- Born: Burundi
- Spouse: Balenga Kalala ​ ​(m. 2004; sep. 2015)​^{[citation needed]}

= Noela Rukundo =

Burundian-Australian woman

Noela Rukundo is a Burundian-Australian woman who became notable for crashing her own funeral. In January 2015, she was presumed dead after her husband, Balenga Kalala, secretly paid several gunmen to kill her while she was in Burundi for her stepmother's funeral. Unbeknownst to Kalala, the gunmen had refused to kill Rukundo, though they told him they had. They released her two days later and gave her evidence to incriminate her husband for his plans to have her murdered.

Following Rukundo's own funeral in February 2015, where Kalala told attendees that she had been killed in a tragic accident, she arrived at the couple's house in Australia unannounced to confront him. Kalala was later charged with incitement to murder and sentenced to nine years in prison.

==Background and attempted hit==
Noela Rukundo emigrated from Burundi to Australia as a refugee in 2004, a mother of five at the time. Soon after, she met Balenga Kalala, a Congolese forklift operator and refugee who had also arrived in 2004 to flee a rebel army that had killed his wife and child when he was 24 years old. The two shared a social worker at a resettlement agency they both went to, who would often ask Kalala, who spoke English, to help translate for Rukundo, who spoke Swahili. The two started a relationship and moved in together in the Kings Park suburb of Melbourne, and soon got married and had three children together.

Kalala began to wrongly suspect that Rukundo was cheating on him, and paid nearly $7,000 to a group of gunmen to kill her. On 21 January 2015, while Rukundo was staying at a hotel in Bujumbura to attend her stepmother's funeral in Burundi, she spoke with Kalala on the phone, who instructed her to go outside to get some fresh air. Almost immediately after walking out of her hotel, she was confronted at gunpoint by a man who forced her into a car, where there were two other armed men waiting inside. They blindfolded her and drove her to a rural warehouse, where she was tied to a chair. There, a fourth man revealed that Kalala had ordered for them to kill her, but that they would not do it since they knew her brother and they refused to kill women and children. Although she initially did not believe that her husband had tried to have her murdered, the kidnappers proved this to her by calling Kalala on speaker phone. On the call, he confirmed that he wanted her dead, which caused Rukundo to faint.

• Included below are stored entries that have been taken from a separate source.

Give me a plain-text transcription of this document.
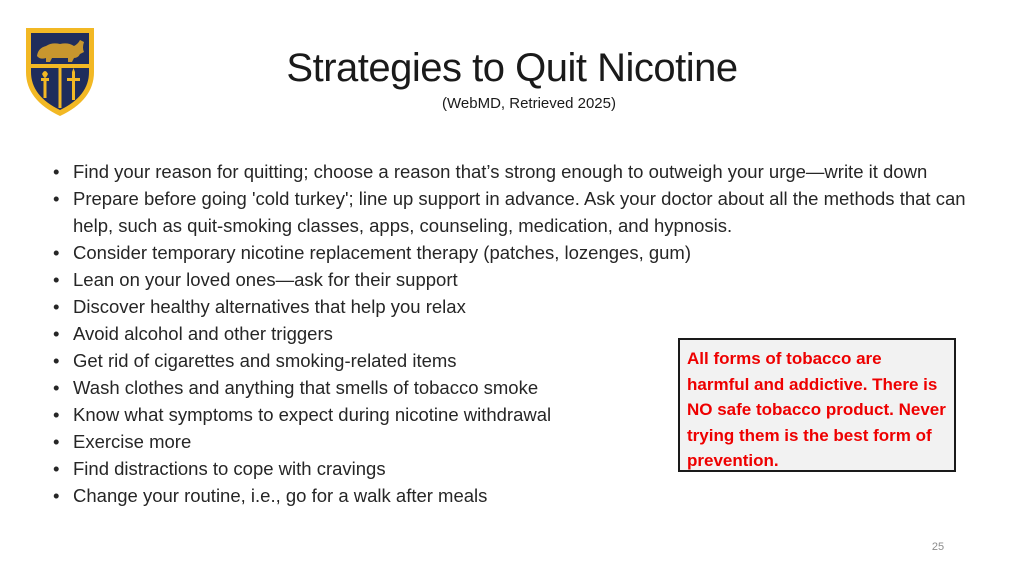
Strategies to Quit Nicotine
(WebMD, Retrieved 2025)
• Find your reason for quitting; choose a reason that’s strong enough to outweigh your urge—write it down
• Prepare before going 'cold turkey'; line up support in advance. Ask your doctor about all the methods that can help, such as quit-smoking classes, apps, counseling, medication, and hypnosis.
• Consider temporary nicotine replacement therapy (patches, lozenges, gum)
• Lean on your loved ones—ask for their support
• Discover healthy alternatives that help you relax
• Avoid alcohol and other triggers
• Get rid of cigarettes and smoking-related items
• Wash clothes and anything that smells of tobacco smoke
• Know what symptoms to expect during nicotine withdrawal
• Exercise more
• Find distractions to cope with cravings
• Change your routine, i.e., go for a walk after meals
All forms of tobacco are harmful and addictive. There is NO safe tobacco product. Never trying them is the best form of prevention.
25
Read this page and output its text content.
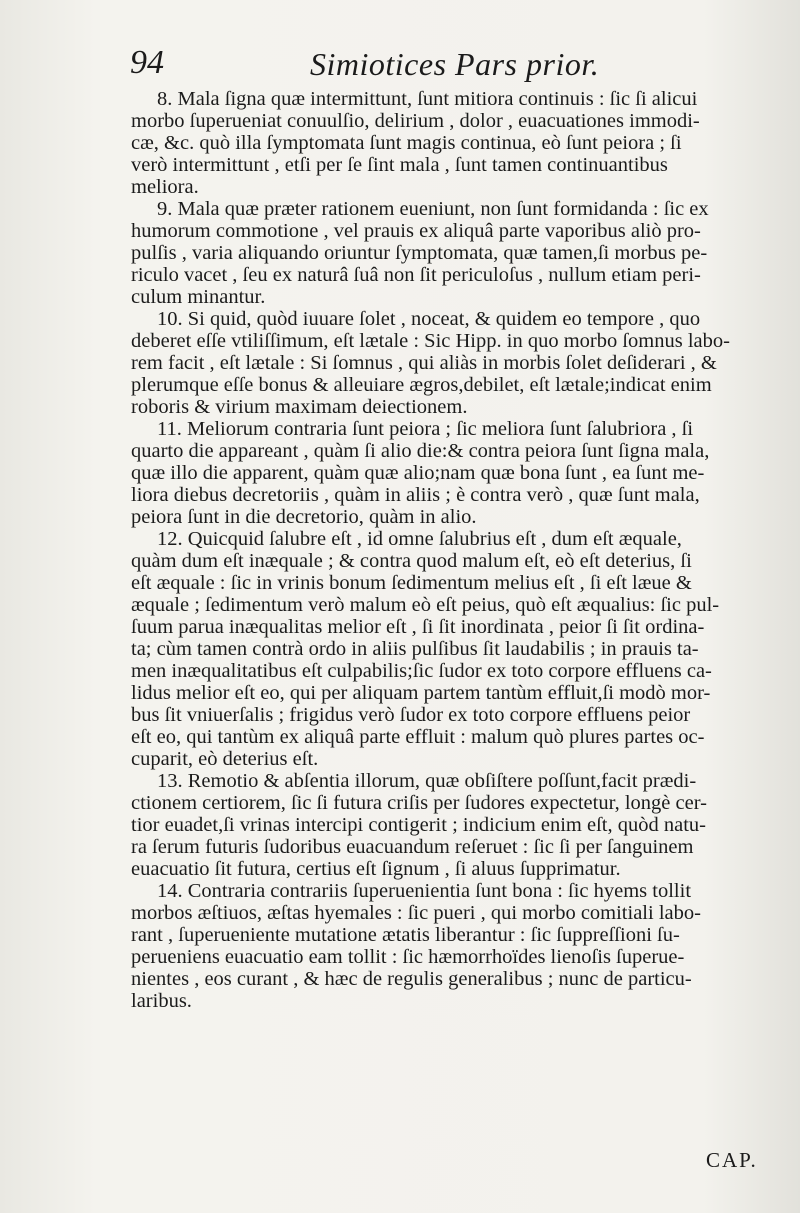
94	Simiotices Pars prior.
8. Mala ſigna quæ intermittunt, ſunt mitiora continuis : ſic ſi alicui
morbo ſuperueniat conuulſio, delirium , dolor , euacuationes immodi-
cæ, &c. quò illa ſymptomata ſunt magis continua, eò ſunt peiora ; ſi
verò intermittunt , etſi per ſe ſint mala , ſunt tamen continuantibus
meliora.
9. Mala quæ præter rationem eueniunt, non ſunt formidanda : ſic ex
humorum commotione , vel prauis ex aliquâ parte vaporibus aliò pro-
pulſis , varia aliquando oriuntur ſymptomata, quæ tamen,ſi morbus pe-
riculo vacet , ſeu ex naturâ ſuâ non ſit periculoſus , nullum etiam peri-
culum minantur.
10. Si quid, quòd iuuare ſolet , noceat, & quidem eo tempore , quo
deberet eſſe vtiliſſimum, eſt lætale : Sic Hipp. in quo morbo ſomnus labo-
rem facit , eſt lætale : Si ſomnus , qui aliàs in morbis ſolet deſiderari , &
plerumque eſſe bonus & alleuiare ægros,debilet, eſt lætale;indicat enim
roboris & virium maximam deiectionem.
11. Meliorum contraria ſunt peiora ; ſic meliora ſunt ſalubriora , ſi
quarto die appareant , quàm ſi alio die:& contra peiora ſunt ſigna mala,
quæ illo die apparent, quàm quæ alio;nam quæ bona ſunt , ea ſunt me-
liora diebus decretoriis , quàm in aliis ; è contra verò , quæ ſunt mala,
peiora ſunt in die decretorio, quàm in alio.
12. Quicquid ſalubre eſt , id omne ſalubrius eſt , dum eſt æquale,
quàm dum eſt inæquale ; & contra quod malum eſt, eò eſt deterius, ſi
eſt æquale : ſic in vrinis bonum ſedimentum melius eſt , ſi eſt læue &
æquale ; ſedimentum verò malum eò eſt peius, quò eſt æqualius: ſic pul-
ſuum parua inæqualitas melior eſt , ſi ſit inordinata , peior ſi ſit ordina-
ta; cùm tamen contrà ordo in aliis pulſibus ſit laudabilis ; in prauis ta-
men inæqualitatibus eſt culpabilis;ſic ſudor ex toto corpore effluens ca-
lidus melior eſt eo, qui per aliquam partem tantùm effluit,ſi modò mor-
bus ſit vniuerſalis ; frigidus verò ſudor ex toto corpore effluens peior
eſt eo, qui tantùm ex aliquâ parte effluit : malum quò plures partes oc-
cuparit, eò deterius eſt.
13. Remotio & abſentia illorum, quæ obſiſtere poſſunt,facit prædi-
ctionem certiorem, ſic ſi futura criſis per ſudores expectetur, longè cer-
tior euadet,ſi vrinas intercipi contigerit ; indicium enim eſt, quòd natu-
ra ſerum futuris ſudoribus euacuandum reſeruet : ſic ſi per ſanguinem
euacuatio ſit futura, certius eſt ſignum , ſi aluus ſupprimatur.
14. Contraria contrariis ſuperuenientia ſunt bona : ſic hyems tollit
morbos æſtiuos, æſtas hyemales : ſic pueri , qui morbo comitiali labo-
rant , ſuperueniente mutatione ætatis liberantur : ſic ſuppreſſioni ſu-
perueniens euacuatio eam tollit : ſic hæmorrhoïdes lienoſis ſuperue-
nientes , eos curant , & hæc de regulis generalibus ; nunc de particu-
laribus.
CAP.
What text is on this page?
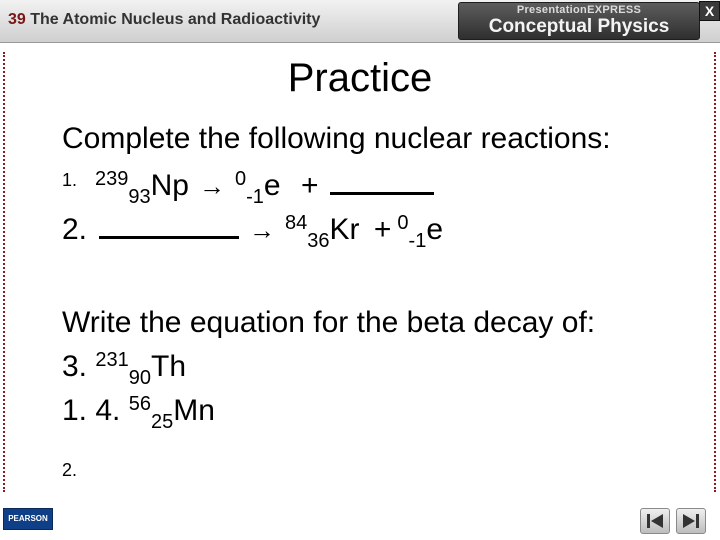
39 The Atomic Nucleus and Radioactivity
PresentationEXPRESS
Conceptual Physics
X
Practice
Complete the following nuclear reactions:
$^{1.}$ $^{239}_{93}$Np → $^0_{-1}$e +
2.	→ $^{84}_{36}$Kr + $^0_{-1}$e
Write the equation for the beta decay of:
3. $^{231}_{90}$Th
1. 4. $^{56}_{25}$Mn
2.
PEARSON
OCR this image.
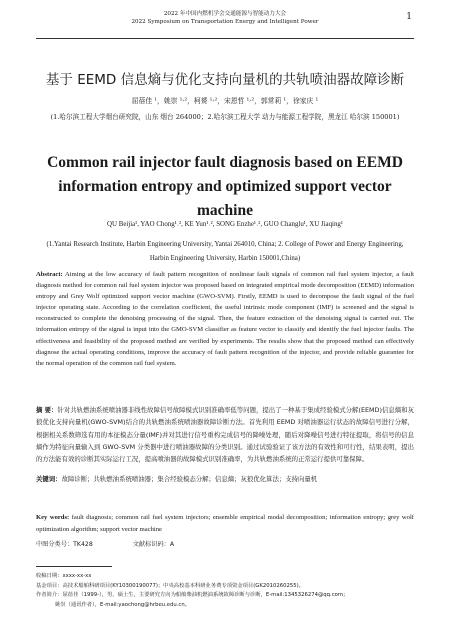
2022 年中国内燃机学会交通能源与智能动力大会
2022 Symposium on Transportation Energy and Intelligent Power	1
基于 EEMD 信息熵与优化支持向量机的共轨喷油器故障诊断
屈蓓佳 ¹，姚崇 ¹˒²，柯赟 ¹˒²，宋恩哲 ¹˒²，郭常莉 ¹，徐家庆 ¹
(1.哈尔滨工程大学烟台研究院，山东 烟台 264000；2.哈尔滨工程大学 动力与能源工程学院，黑龙江 哈尔滨 150001)
Common rail injector fault diagnosis based on EEMD information entropy and optimized support vector machine
QU Beijia¹, YAO Chong¹˒², KE Yun¹˒², SONG Enzhe¹˒², GUO Changlu¹, XU Jiaqing¹
(1.Yantai Research Institute, Harbin Engineering University, Yantai 264010, China; 2. College of Power and Energy Engineering, Harbin Engineering University, Harbin 150001,China)
Abstract: Aiming at the low accuracy of fault pattern recognition of nonlinear fault signals of common rail fuel system injector, a fault diagnosis method for common rail fuel system injector was proposed based on integrated empirical mode decomposition (EEMD) information entropy and Grey Wolf optimized support vector machine (GWO-SVM). Firstly, EEMD is used to decompose the fault signal of the fuel injector operating state. According to the correlation coefficient, the useful intrinsic mode component (IMF) is screened and the signal is reconstructed to complete the denoising processing of the signal. Then, the feature extraction of the denoising signal is carried out. The information entropy of the signal is input into the GMO-SVM classifier as feature vector to classify and identify the fuel injector faults. The effectiveness and feasibility of the proposed method are verified by experiments. The results show that the proposed method can effectively diagnose the actual operating conditions, improve the accuracy of fault pattern recognition of the injector, and provide reliable guarantee for the normal operation of the common rail fuel system.
摘 要：针对共轨燃油系统喷油器非线性故障信号故障模式识别准确率低等问题，提出了一种基于集成经验模式分解(EEMD)信息熵和灰狼优化支持向量机(GWO-SVM)结合的共轨燃油系统喷油器故障诊断方法。首先利用 EEMD 对喷油器运行状态的故障信号进行分解，根据相关系数筛选有用的本征模态分量(IMF)并对其进行信号重构完成信号的降噪处理，随后对降噪信号进行特征提取，将信号的信息熵作为特征向量输入到 GWO-SVM 分类器中进行喷油器故障的分类识别。通过试验验证了该方法的有效性和可行性，结果表明，提出的方法能有效的诊断其实际运行工况，提高喷油器的故障模式识别准确率，为共轨燃油系统的正常运行提供可靠保障。
关键词：故障诊断；共轨燃油系统喷油器；集合经验模态分解；信息熵；灰狼优化算法；支持向量机
Key words: fault diagnosis; common rail fuel system injectors; ensemble empirical modal decomposition; information entropy; grey wolf optimization algorithm; support vector machine
中图分类号：TK428	文献标识码：A
收稿日期：xxxx-xx-xx
基金项目：高技术船舶科研项目(KY10300190077)；中央高校基本科研业务费专项资金项目(GK2010260255)。
作者简介：屈蓓佳（1999-），男，硕士生，主要研究方向为船舶柴油机燃油系统故障诊断与诊断，E-mail:1345326274@qq.com；
姚崇（通讯作者），E-mail:yaochong@hrbeu.edu.cn。
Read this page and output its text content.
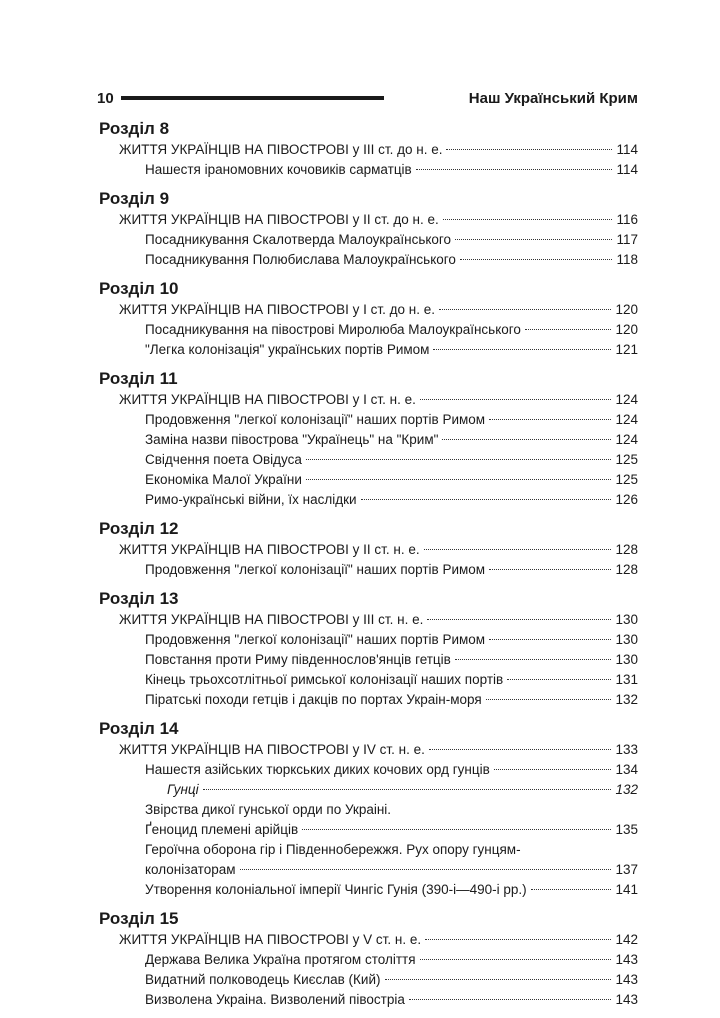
10	Наш Український Крим
Розділ 8
ЖИТТЯ УКРАЇНЦІВ НА ПІВОСТРОВІ у ІІІ ст. до н. е.	114
Нашестя іраномовних кочовиків сарматців	114
Розділ 9
ЖИТТЯ УКРАЇНЦІВ НА ПІВОСТРОВІ у ІІ ст. до н. е.	116
Посадникування Скалотверда Малоукраїнського	117
Посадникування Полюбислава Малоукраїнського	118
Розділ 10
ЖИТТЯ УКРАЇНЦІВ НА ПІВОСТРОВІ у І ст. до н. е.	120
Посадникування на півострові Миролюба Малоукраїнського	120
"Легка колонізація" українських портів Римом	121
Розділ 11
ЖИТТЯ УКРАЇНЦІВ НА ПІВОСТРОВІ у І ст. н. е.	124
Продовження "легкої колонізації" наших портів Римом	124
Заміна назви півострова "Українець" на "Крим"	124
Свідчення поета Овідуса	125
Економіка Малої України	125
Римо-українські війни, їх наслідки	126
Розділ 12
ЖИТТЯ УКРАЇНЦІВ НА ПІВОСТРОВІ у ІІ ст. н. е.	128
Продовження "легкої колонізації" наших портів Римом	128
Розділ 13
ЖИТТЯ УКРАЇНЦІВ НА ПІВОСТРОВІ у ІІІ ст. н. е.	130
Продовження "легкої колонізації" наших портів Римом	130
Повстання проти Риму південнослов'янців гетців	130
Кінець трьохсотлітньої римської колонізації наших портів	131
Піратські походи гетців і дакців по портах Украін-моря	132
Розділ 14
ЖИТТЯ УКРАЇНЦІВ НА ПІВОСТРОВІ у IV ст. н. е.	133
Нашестя азійських тюркських диких кочових орд гунців	134
Гунці	132
Звірства дикої гунської орди по Украіні.
Ґеноцид племені арійців	135
Героїчна оборона гір і Південнобережжя. Рух опору гунцям-
колонізаторам	137
Утворення колоніальної імперії Чингіс Гунія (390-і—490-і рр.)	141
Розділ 15
ЖИТТЯ УКРАЇНЦІВ НА ПІВОСТРОВІ у V ст. н. е.	142
Держава Велика Україна протягом століття	143
Видатний полководець Києслав (Кий)	143
Визволена Украіна. Визволений півостріа	143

The gunmen explained to Rukundo that they would keep Kalala's money, but tell him that they killed her, and that they would charge him an extra $3,400 to have the job finished. While Rukundo was still missing, her brother, who was also in Burundi, began to worry. He called Kalala and asked him to send $545 so that the police could investigate her disappearance, which Kalala sent. On 19 February, the kidnappers dropped Rukundo off on the side of the road with an envelope filled with evidence to incriminate Kalala, including recordings of phone conversations with him planning Rukundo's murder as well as two receipts from Western Union for the $7,000 payment. They told her that she had 80 hours to leave the country.

==Confrontation and aftermath==
In Melbourne, Kalala prepared a funeral for Rukundo, who, he told members of the African community in Melbourne, had been killed in a tragic accident. Rukundo, meanwhile, contacted the Kenyan and Belgian embassies to help her return to Melbourne. She also called the pastor of her church in Melbourne, to whom she explained that she was still alive and asked for his help. After returning to Melbourne on 22 February, she arrived at her house, where a final group of mourners had just left her funeral. When she stepped out of the car, Kalala put his hands on his head and looked scared. He asked, "Is it a ghost?" He touched her shoulder to see if she was really there, and jumped when he realized she was, to which Rukundo replied, "Surprise! I'm still alive!" Kalala screamed and began profusely apologizing to Rukundo, who called the police on him.

After obtaining a court order against him, the police secretly recorded a conversation between him and Rukundo in which he begged for her forgiveness and confessed to ordering the hit on Rukundo. After being arrested, Kalala denied that he had ordered for Rukundo to be murdered. However, after police played the recording of him admitting to hiring the gunmen to kill her, he began to cry. His explanation for attempting to have Rukundo murdered was that "sometimes [the] devil can come into someone to do something". On 11 December 2015, Kalala was charged by a court in Melbourne with incitement to murder, and sentenced to nine years in prison; he is eligible for parole as of 2022. Members of the Congolese community threatened Rukundo for reporting Kalala.

==In popular culture==
The 2021 Lifetime film Death Saved My Life, about a woman named Jade (played by Meagan Good) who fakes her own death after her abusive husband orders a hitman to kill her, was based on Rukundo's story. Also in 2021, a TikTok video about Rukundo's story went viral online.